Свежие шкуры мы выменивали на выделанные или на войлоки, неимоверно помогающие в борьбе с наступающими холодами.
Спустя несколько дней характер степи подвергся изменению. Появились песчаные дюны, растительность ограничивалась поникшей травой или колючей караганой. Приходилось теперь не только чистить колодцы, но и фильтровать воду, потому что покрывали её толстые слои пыли. И эту воду мы встречали всё реже, всё более скудной становилась степная растительность, единственную нашу радость составляли оазисы. Благодаря животворному источнику, гибнущему где-то в песках, буйная трава обрамляла его берега, а вытоптанные тропинки свидетельствовали о многочисленных зверях, которые приходили сюда утолить жажду.

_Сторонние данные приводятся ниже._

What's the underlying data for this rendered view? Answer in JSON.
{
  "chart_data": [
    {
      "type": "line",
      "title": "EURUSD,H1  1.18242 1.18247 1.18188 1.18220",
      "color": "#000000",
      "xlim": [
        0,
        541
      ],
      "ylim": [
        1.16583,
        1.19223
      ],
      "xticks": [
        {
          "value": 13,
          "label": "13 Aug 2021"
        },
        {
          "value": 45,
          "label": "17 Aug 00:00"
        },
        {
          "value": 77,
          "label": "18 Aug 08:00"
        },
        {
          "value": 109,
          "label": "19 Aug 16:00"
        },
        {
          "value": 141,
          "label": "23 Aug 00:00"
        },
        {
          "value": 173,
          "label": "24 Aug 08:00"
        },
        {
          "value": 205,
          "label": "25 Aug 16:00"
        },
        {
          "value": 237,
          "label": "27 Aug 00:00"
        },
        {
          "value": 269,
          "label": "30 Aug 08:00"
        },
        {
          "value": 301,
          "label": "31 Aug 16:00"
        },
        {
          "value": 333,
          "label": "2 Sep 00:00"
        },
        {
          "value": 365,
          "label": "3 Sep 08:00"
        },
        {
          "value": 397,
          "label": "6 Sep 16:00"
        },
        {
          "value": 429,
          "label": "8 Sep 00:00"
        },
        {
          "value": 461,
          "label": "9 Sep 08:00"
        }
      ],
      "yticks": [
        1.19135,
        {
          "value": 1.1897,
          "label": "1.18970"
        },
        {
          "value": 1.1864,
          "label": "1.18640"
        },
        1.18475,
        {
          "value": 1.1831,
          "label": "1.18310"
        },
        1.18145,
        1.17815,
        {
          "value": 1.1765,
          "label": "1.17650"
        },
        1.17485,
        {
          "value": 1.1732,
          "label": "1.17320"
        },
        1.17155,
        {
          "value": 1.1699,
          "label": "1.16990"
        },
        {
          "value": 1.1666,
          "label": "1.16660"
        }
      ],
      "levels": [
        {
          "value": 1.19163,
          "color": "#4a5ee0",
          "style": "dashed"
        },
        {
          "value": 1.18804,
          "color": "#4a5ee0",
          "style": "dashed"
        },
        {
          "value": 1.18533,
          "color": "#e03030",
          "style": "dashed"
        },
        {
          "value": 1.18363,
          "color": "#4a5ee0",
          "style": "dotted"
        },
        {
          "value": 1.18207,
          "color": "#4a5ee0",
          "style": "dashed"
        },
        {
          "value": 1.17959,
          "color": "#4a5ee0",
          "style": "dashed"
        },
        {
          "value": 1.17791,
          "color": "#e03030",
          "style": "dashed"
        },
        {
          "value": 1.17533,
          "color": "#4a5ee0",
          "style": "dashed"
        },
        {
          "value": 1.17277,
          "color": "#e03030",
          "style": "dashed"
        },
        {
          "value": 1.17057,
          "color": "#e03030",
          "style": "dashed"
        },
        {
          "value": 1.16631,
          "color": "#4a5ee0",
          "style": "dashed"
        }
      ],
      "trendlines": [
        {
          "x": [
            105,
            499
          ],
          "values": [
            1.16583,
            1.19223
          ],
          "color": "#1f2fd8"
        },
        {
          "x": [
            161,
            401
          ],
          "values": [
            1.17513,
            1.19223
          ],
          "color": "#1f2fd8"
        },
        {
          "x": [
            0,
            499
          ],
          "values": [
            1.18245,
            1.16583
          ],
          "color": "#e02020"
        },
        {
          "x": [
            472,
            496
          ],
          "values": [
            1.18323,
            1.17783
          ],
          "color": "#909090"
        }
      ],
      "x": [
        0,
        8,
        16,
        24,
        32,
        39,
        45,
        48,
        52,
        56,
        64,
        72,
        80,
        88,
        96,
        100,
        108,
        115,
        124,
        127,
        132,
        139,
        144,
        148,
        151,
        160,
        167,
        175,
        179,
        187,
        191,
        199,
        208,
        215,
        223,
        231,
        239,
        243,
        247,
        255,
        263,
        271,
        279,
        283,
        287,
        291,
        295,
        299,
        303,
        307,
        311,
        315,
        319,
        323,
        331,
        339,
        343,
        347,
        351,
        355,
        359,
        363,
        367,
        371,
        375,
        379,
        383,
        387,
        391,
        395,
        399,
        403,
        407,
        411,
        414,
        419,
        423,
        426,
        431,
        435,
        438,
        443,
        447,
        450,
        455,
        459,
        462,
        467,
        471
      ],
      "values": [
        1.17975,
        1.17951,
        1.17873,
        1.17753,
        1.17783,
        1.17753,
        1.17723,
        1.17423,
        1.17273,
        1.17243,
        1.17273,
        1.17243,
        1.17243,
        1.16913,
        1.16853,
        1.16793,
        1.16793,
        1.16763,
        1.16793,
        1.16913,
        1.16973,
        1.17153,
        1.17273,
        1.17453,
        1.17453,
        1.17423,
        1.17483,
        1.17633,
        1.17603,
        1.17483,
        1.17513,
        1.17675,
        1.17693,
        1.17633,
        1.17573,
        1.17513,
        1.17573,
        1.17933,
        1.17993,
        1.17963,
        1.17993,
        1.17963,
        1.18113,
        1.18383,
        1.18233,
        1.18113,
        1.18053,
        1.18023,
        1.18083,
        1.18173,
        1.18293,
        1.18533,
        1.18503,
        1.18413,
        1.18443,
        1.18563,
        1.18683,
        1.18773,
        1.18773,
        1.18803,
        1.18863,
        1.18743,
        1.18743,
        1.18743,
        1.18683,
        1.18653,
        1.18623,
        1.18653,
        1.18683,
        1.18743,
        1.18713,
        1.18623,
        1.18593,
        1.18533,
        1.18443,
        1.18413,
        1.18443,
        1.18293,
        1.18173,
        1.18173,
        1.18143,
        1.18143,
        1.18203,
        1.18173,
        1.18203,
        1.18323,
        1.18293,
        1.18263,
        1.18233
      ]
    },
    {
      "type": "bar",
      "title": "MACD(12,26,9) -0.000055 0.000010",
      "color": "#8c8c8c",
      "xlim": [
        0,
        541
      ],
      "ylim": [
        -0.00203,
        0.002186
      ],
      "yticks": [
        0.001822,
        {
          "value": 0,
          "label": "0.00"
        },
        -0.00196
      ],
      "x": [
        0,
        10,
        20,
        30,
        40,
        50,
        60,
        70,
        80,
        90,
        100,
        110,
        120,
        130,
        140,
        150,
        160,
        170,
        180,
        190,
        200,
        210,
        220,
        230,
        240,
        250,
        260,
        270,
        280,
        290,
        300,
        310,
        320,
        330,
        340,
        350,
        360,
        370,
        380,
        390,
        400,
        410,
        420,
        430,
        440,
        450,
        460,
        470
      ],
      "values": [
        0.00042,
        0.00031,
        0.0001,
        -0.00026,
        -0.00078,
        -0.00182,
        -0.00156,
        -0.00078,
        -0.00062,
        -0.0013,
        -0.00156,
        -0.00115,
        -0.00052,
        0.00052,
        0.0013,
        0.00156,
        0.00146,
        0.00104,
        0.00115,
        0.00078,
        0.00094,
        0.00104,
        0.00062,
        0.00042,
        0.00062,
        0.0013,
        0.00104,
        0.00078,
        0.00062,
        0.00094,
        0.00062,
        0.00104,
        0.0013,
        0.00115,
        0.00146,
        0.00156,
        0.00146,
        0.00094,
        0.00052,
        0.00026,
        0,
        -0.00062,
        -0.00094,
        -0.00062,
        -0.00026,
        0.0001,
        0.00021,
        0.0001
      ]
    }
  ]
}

Но исчезли, наконец, и оазисы. Земля, не смачиваемая дождём, под горячими лучами солнца была потрескавшейся и твёрдой. На дне высохших озёр находились вместо воды кристаллы соли.
Настроение бригады значительно ухудшилось, кони шли грустные и измученные. В воображении наездников маячили видения недавно испытанного мучения от жажды, при котором язык становился несгибаемым и покрывался болезненными коростами.
В довершение всех неприятностей ветер засыпал нам глаза и уши чёрной пылью, и грязная оболочка покрывала всё тело. Давно не виданная в наших рядах смерть вновь появилась, забирая разом по несколько жертв.
С отчаянием мерили мы на карте расстояние, отделяющее нас от озера Буир-нур; уменьшалось оно с каждым днём, но и у нас убывали силы и кони.
XXXVI. ЧЕРЕЗ БАРГУ ДО МАНЬЧЖУРИИ
Наконец однажды переднее охранение схватило монгола на верблюде, который проинформировал нас, что мы находимся на землях княжества Барга, в одном дне дороги от громадного озера, у которого есть много богатых юрт и пастбища с сочной травой. Полные надежды, двинулись мы за новым проводником пешком, так как наши кони совсем плохи стали.
Действительно, на следующий день, около полудня, мы увидели широкие зелёные озёрные глубины, омывающие песчаные берега.
Напоили коней, но, ввиду нехватки пастбищ, двинулись дальше, вдоль побережья. Едва проехали мы несколько километров, когда дорогу нам перегородили более десяти пышно одетых монголов, уведомляя, что через территорию княжества Барга мы можем пройти за соответствующую оплату. Сам князь, который издал этот указ, находился в нескольких километрах на зимнем кочевье. Чтобы уладить дела мирно, полковник К. направился к князю в окружении десятка офицеров. Дорога здесь была уже более благоприятной, потому что, хотя и травы были почти выпасены, всё-таки наши оголодавшие кони смогли ими несколько поживиться и набраться сил. Когда вдали замаячили белые силуэты княжеских юрт, мы увидели ординарца нашего командующего, который, мчась во весь опор, выскочил от князя, подбежал к командующему, замещающего полковника, офицеру, и вручил ему какую-то бумагу. В этот же самый момент по приказу заместителя бригада сформировалась в боевой порядок. Наши сотни окружили полукругом юрты монголов, поставив пушки стволами, нацеленными прямо на шатёр князя. При виде этого манёвра монголы поникли, а из юрты, красиво украшенной узорами, вышел полковник, ведя к пушкам бледного, трясущегося князя, со словами: «Если Гун не согласится на моё требование, то прикажу тотчас же расстрелять весь его двор и сжечь юрты». После чего дал знак командиру батареи, чтобы от орудия отцепили передок и раскрыли зарядный ящик. Князь при виде зарядов съёжился, стал меньше, и, быстро жестикулируя, согласился на всяческие условия. Полковник вернулся в палатку, бригада же удалилась на бивак.